Volver. Used to be a new Pedro Almodovar film was an event to shout to the heavens about. His last few have left me feeling a little deflated; the exuberance of his earlier work seems to have ebbed. Good to see him back on, if not top form, then decent form with this cocktail of family secrets, self-rediscovery and murder-most-justified. While never being as camp or kitsch as Women on the Verge of a Nervous Breakdown or Kika, Volver is at least a lot more colourful than Talk to Her or Bad Education. It also reconfirms Almodovar’s strength as a director of women: Penelope Cruz is terrific, a lot better than in any of her Hollywood outings, and there’s excellent support from Carmen Maura, Lola Duenos and Blanca Portillo.

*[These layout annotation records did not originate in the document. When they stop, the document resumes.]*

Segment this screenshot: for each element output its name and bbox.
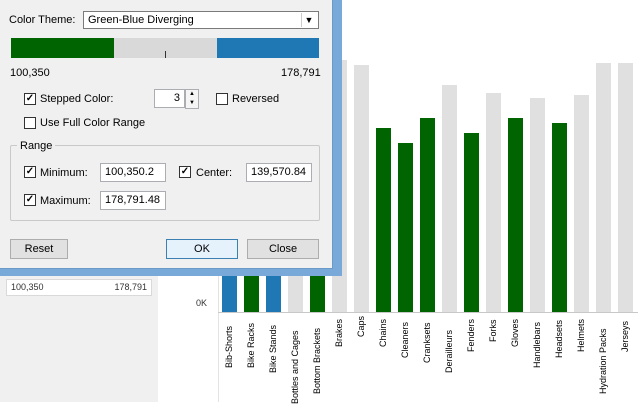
x-axis-line: [218, 312, 638, 313]
category-label: Jerseys: [620, 321, 630, 353]
spin-up-icon[interactable]: ▲: [189, 91, 195, 97]
bar-handlebars[interactable]: [530, 97, 545, 312]
bar-gloves[interactable]: [508, 117, 523, 312]
bar-cleaners[interactable]: [398, 143, 413, 312]
category-label: Caps: [356, 315, 366, 337]
category-label: Handlebars: [532, 321, 542, 368]
center-checkbox[interactable]: ✓: [179, 166, 191, 178]
category-label: Bib-Shorts: [224, 325, 234, 368]
reset-button[interactable]: Reset: [10, 239, 68, 259]
range-group-label: Range: [17, 140, 56, 152]
minimum-checkbox[interactable]: ✓: [24, 166, 36, 178]
bar-headsets[interactable]: [552, 123, 567, 312]
center-tick: [165, 51, 166, 58]
bar-fenders[interactable]: [464, 133, 479, 312]
range-group: [10, 145, 320, 221]
category-label: Cranksets: [422, 322, 432, 363]
legend-max: 178,791: [114, 282, 147, 292]
range-min-text: 100,350: [10, 67, 50, 79]
dialog-body: Color Theme: Green-Blue Diverging ▼ 100,…: [0, 0, 333, 269]
color-legend: 100,350 178,791: [6, 279, 152, 296]
reversed-checkbox[interactable]: [216, 93, 228, 105]
center-input[interactable]: 139,570.84: [246, 163, 312, 182]
stepped-value-input[interactable]: 3: [154, 89, 185, 108]
color-dialog: Color Theme: Green-Blue Diverging ▼ 100,…: [0, 0, 342, 276]
color-theme-select[interactable]: Green-Blue Diverging ▼: [83, 11, 319, 29]
color-ramp-high: [217, 38, 319, 58]
bar-caps[interactable]: [354, 65, 369, 312]
close-button[interactable]: Close: [247, 239, 319, 259]
y-tick-label: 0K: [196, 298, 208, 308]
category-label: Helmets: [576, 319, 586, 353]
full-range-checkbox[interactable]: [24, 117, 36, 129]
legend-min: 100,350: [11, 282, 44, 292]
stepped-spinner[interactable]: ▲ ▼: [185, 89, 199, 109]
spin-down-icon[interactable]: ▼: [189, 100, 195, 106]
center-label: Center:: [196, 167, 233, 179]
color-theme-value: Green-Blue Diverging: [88, 14, 194, 26]
minimum-input[interactable]: 100,350.2: [100, 163, 166, 182]
color-ramp-mid: [114, 38, 217, 58]
category-label: Cleaners: [400, 321, 410, 358]
stepped-color-checkbox[interactable]: ✓: [24, 93, 36, 105]
reversed-label: Reversed: [232, 93, 280, 105]
bar-forks[interactable]: [486, 92, 501, 312]
minimum-label: Minimum:: [40, 167, 88, 179]
chevron-down-icon[interactable]: ▼: [301, 13, 316, 27]
full-range-label: Use Full Color Range: [40, 117, 146, 129]
ok-button[interactable]: OK: [166, 239, 238, 259]
category-label: Derailleurs: [444, 330, 454, 374]
color-ramp-low: [11, 38, 114, 58]
bar-helmets[interactable]: [574, 95, 589, 312]
color-theme-label: Color Theme:: [9, 14, 76, 26]
range-max-text: 178,791: [281, 67, 321, 79]
category-label: Brakes: [334, 319, 344, 348]
maximum-input[interactable]: 178,791.48: [100, 191, 166, 210]
category-label: Bottom Brackets: [312, 327, 322, 394]
bar-derailleurs[interactable]: [442, 85, 457, 312]
category-label: Bottles and Cages: [290, 330, 300, 404]
category-label: Bike Stands: [268, 325, 278, 374]
category-label: Forks: [488, 319, 498, 343]
bar-cranksets[interactable]: [420, 117, 435, 312]
category-label: Bike Racks: [246, 322, 256, 368]
category-label: Hydration Packs: [598, 328, 608, 394]
maximum-label: Maximum:: [40, 195, 91, 207]
maximum-checkbox[interactable]: ✓: [24, 194, 36, 206]
bar-jerseys[interactable]: [618, 62, 633, 312]
category-label: Gloves: [510, 319, 520, 348]
stepped-color-label: Stepped Color:: [40, 93, 114, 105]
category-label: Chains: [378, 319, 388, 348]
category-label: Fenders: [466, 319, 476, 353]
category-label: Headsets: [554, 319, 564, 358]
bar-chains[interactable]: [376, 128, 391, 312]
bar-hydration-packs[interactable]: [596, 62, 611, 312]
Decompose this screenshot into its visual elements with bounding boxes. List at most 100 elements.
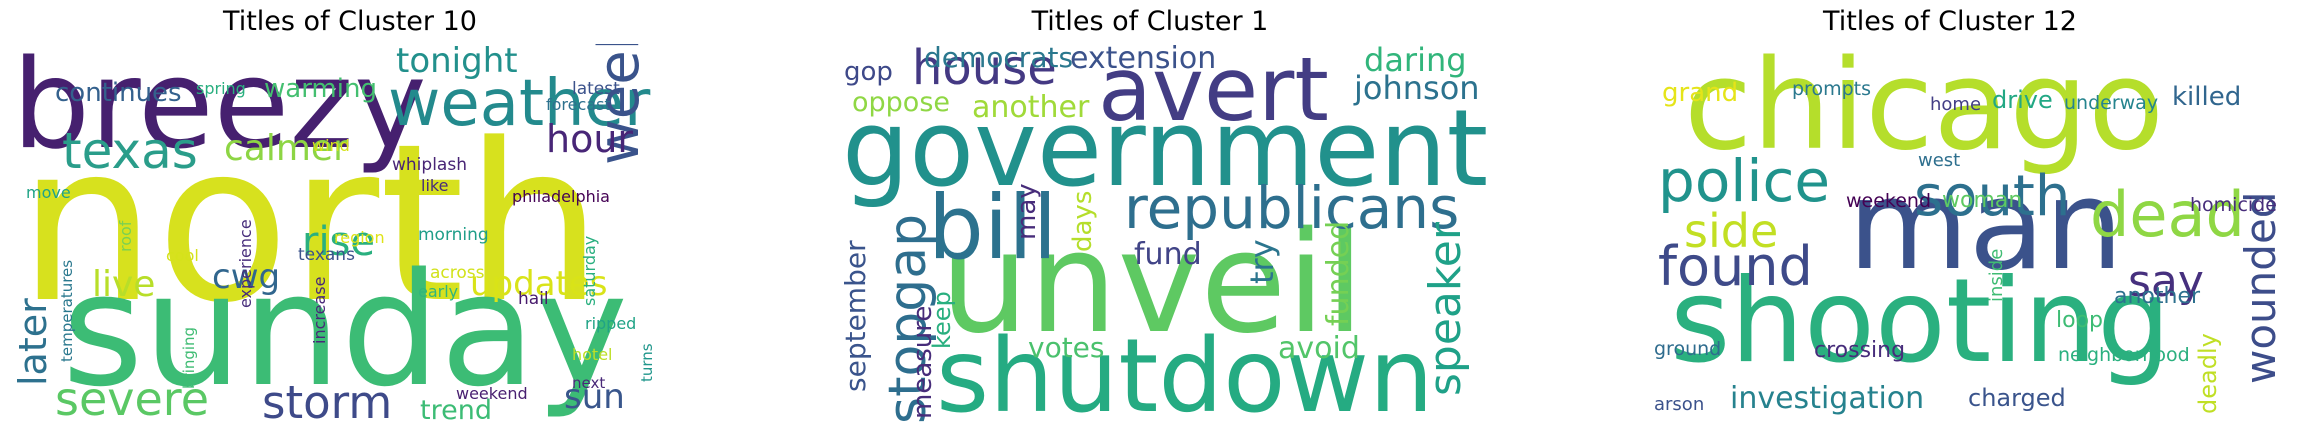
- word-cloud: government unveil shutdown avert bill ho…: [800, 44, 1500, 430]
- word-homicide: homicide: [2190, 194, 2277, 216]
- word-may: may: [1012, 183, 1042, 240]
- word-days: days: [1068, 190, 1098, 252]
- word-continues: continues: [55, 78, 182, 108]
- word-early: early: [418, 282, 459, 301]
- word-weekend: weekend: [456, 384, 528, 403]
- word-inside: inside: [1986, 248, 2007, 302]
- wordcloud-panel-cluster-1: Titles of Cluster 1 government unveil sh…: [800, 0, 1500, 435]
- word-republicans: republicans: [1124, 174, 1460, 242]
- word-live: live: [92, 264, 156, 305]
- word-sunday: sunday: [62, 239, 628, 421]
- word-another: another: [2114, 284, 2201, 309]
- word-extension: extension: [1070, 44, 1217, 76]
- word-unveil: unveil: [940, 202, 1365, 365]
- word-chicago: chicago: [1684, 44, 2164, 178]
- word-south: south: [1914, 164, 2071, 229]
- panel-title: Titles of Cluster 10: [223, 6, 477, 37]
- word-experience: experience: [236, 219, 255, 308]
- word-updates: updates: [470, 264, 608, 304]
- word-investigation: investigation: [1730, 381, 1925, 416]
- word-sun: sun: [564, 377, 625, 417]
- panel-title: Titles of Cluster 1: [1031, 6, 1269, 37]
- word-severe: severe: [55, 372, 209, 426]
- word-loop: loop: [2056, 308, 2103, 333]
- word-north: north: [18, 98, 603, 351]
- word-calmer: calmer: [224, 128, 348, 169]
- word-roof: roof: [116, 220, 135, 252]
- word-wounded: wounded: [2236, 191, 2285, 384]
- word-neighborhood: neighborhood: [2058, 344, 2190, 366]
- word-gop: gop: [844, 57, 893, 87]
- panel-title: Titles of Cluster 12: [1823, 6, 2077, 37]
- word-avert: avert: [1098, 44, 1329, 141]
- word-breezy: breezy: [12, 44, 427, 177]
- wordcloud-panel-cluster-10: Titles of Cluster 10 north sunday breezy…: [0, 0, 700, 435]
- word-dead: dead: [2090, 178, 2245, 251]
- word-votes: votes: [1028, 331, 1105, 364]
- word-ground: ground: [1654, 338, 1722, 360]
- word-rise: rise: [302, 219, 376, 265]
- word-oppose: oppose: [852, 87, 950, 118]
- word-shooting: shooting: [1670, 254, 2171, 389]
- word-cwg: cwg: [212, 257, 281, 297]
- word-forecast: forecast: [546, 95, 611, 114]
- word-next: next: [572, 374, 606, 392]
- word-deadly: deadly: [2194, 333, 2222, 414]
- word-west: west: [1918, 150, 1961, 171]
- word-democrats: democrats: [924, 44, 1074, 74]
- word-whiplash: whiplash: [392, 155, 467, 175]
- word-philadelphia: philadelphia: [512, 187, 610, 206]
- word-house: house: [912, 44, 1057, 96]
- word-ripped: ripped: [585, 314, 637, 333]
- word-speaker: speaker: [1420, 222, 1471, 396]
- word-charged: charged: [1968, 384, 2066, 412]
- word-weekend: weekend: [1846, 190, 1932, 212]
- word-funded: funded: [1321, 220, 1356, 326]
- wordcloud-panel-cluster-12: Titles of Cluster 12 chicago man shootin…: [1600, 0, 2300, 435]
- word-another: another: [972, 90, 1090, 125]
- word-police: police: [1658, 147, 1831, 215]
- word-trend: trend: [420, 395, 492, 426]
- word-saturday: saturday: [580, 235, 599, 306]
- word-increase: increase: [310, 276, 329, 344]
- word-avoid: avoid: [1278, 331, 1360, 366]
- word-fund: fund: [1134, 237, 1202, 272]
- word-try: try: [1243, 239, 1281, 284]
- word-tonight: tonight: [396, 44, 518, 81]
- word-man: man: [1848, 154, 2124, 298]
- word-bill: bill: [928, 176, 1058, 279]
- word-texans: texans: [298, 245, 355, 265]
- word-texas: texas: [62, 122, 198, 180]
- word-side: side: [1684, 204, 1779, 258]
- word-latest: latest: [572, 79, 620, 99]
- word-across: across: [430, 263, 485, 283]
- word-woman: woman: [1942, 188, 2023, 213]
- word-turns: turns: [638, 343, 656, 382]
- word-wind: wind: [312, 136, 350, 155]
- word-warming: warming: [264, 74, 377, 104]
- word-grand: grand: [1662, 78, 1739, 108]
- word-bringing: bringing: [180, 326, 198, 389]
- word-storm: storm: [262, 376, 393, 429]
- word-home: home: [1930, 94, 1982, 115]
- word-crossing: crossing: [1814, 338, 1906, 363]
- word-arson: arson: [1654, 394, 1705, 415]
- word-measure: measure: [908, 305, 938, 419]
- word-weather: weather: [388, 67, 651, 141]
- word-temperatures: temperatures: [58, 259, 76, 362]
- word-september: september: [839, 240, 872, 392]
- word-spring: spring: [196, 79, 246, 98]
- word-killed: killed: [2172, 82, 2242, 112]
- word-found: found: [1658, 235, 1813, 298]
- word-johnson: johnson: [1354, 69, 1480, 107]
- word-shutdown: shutdown: [936, 317, 1434, 430]
- word-say: say: [2128, 256, 2204, 307]
- word-cloud: north sunday breezy weather texas severe…: [0, 44, 700, 430]
- word-daring: daring: [1364, 44, 1467, 79]
- word-cool: cool: [166, 246, 199, 265]
- word-hour: hour: [546, 117, 634, 161]
- word-region: region: [334, 228, 385, 247]
- word-move: move: [26, 183, 71, 202]
- word-like: like: [421, 176, 449, 195]
- word-later: later: [11, 298, 55, 386]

6 Comments 24.9.06 14:13, comment

Keanu times two

The Lake House. Keanu Reeves and Sandra Bullock re-unite in their first film together since Speed – the crowd-pleaser that set both of them up for stardom – only this film is very different. A mellow romantic fable overlaid with hints of the supernatural, the very concept of The Lake House could have been its undoing from the start. Reeves, an idealistic architect trying to emerge from the shadow of his infinitely more famous father (Christopher Plummer, lending gravitas), lets out the titular property (designed by his old man) to Bullock’s overworked doctor who has just emerged from a stifling relationship. Two years separate their respect residencies at the house, yet they begin a correspondence that crosses the boundaries of time. I hardly need tell you that they fall in love. So far, so much high concept tosh, right? Well, to a degree: there are a few mawkish moments and various contrivances are employed to keep the two timelines overlapping. But somehow, director Alejandro Agresti makes it work. The performances are good: Bullock’s careworn medic is an effective piece of characterisation, and Reeves’s scenes with Plummer are quietly gripping. The cinematography, all autumnal hues, conjures moments of visual poetry while keeping the film grounded in as much reality as a story of this ilk can hope for. The ending does veer towards melodrama, and the resolution calls for a blatant cheat, but The Lake House retains an easy-going charm; even if it’s not a great film, it’s certainly likeable.

 

A Scanner Darkly. A more typical Reeves role, even if the film itself is decidedly left of centre. The druggy milieu of Philip K Dick’s tale of addiction and paranoia comes across, with Reeves at its protagonist, as Bill & Ted meet Franz Kafka. That might sound like snide, rent-a-quote reviewing, but adaptations of Dick’s strange fictive universe benefit from the bizarre. Taking a ‘normal’ (ie. mainstream) approach – Total Recall, for example, or Paycheque – fails. The dark poetry of Blade Runner, however, remains the best example of Dick on film, even though it makes huge departures from its source novel. Writer/director Richard Linklater forges his own path: A Scanner Darkly was shot as live action, then animated. The result is like watching a graphic novel come to life (Christian Volckman’s Renaissance, just released on the arthouse circuit, takes a similar approach – review shortly). The technique is occasionally awkward, and the sharp-eyed viewer will see the joins, but with the cast – which also features Woody Harrelson, Robert Downey Jnr and (in her comeback role) Winona Ryder – firing on all cylinders, this is still a damn good film. The ending, too, is memorable, managing to be fittingly downbeat and yet curiously poetic.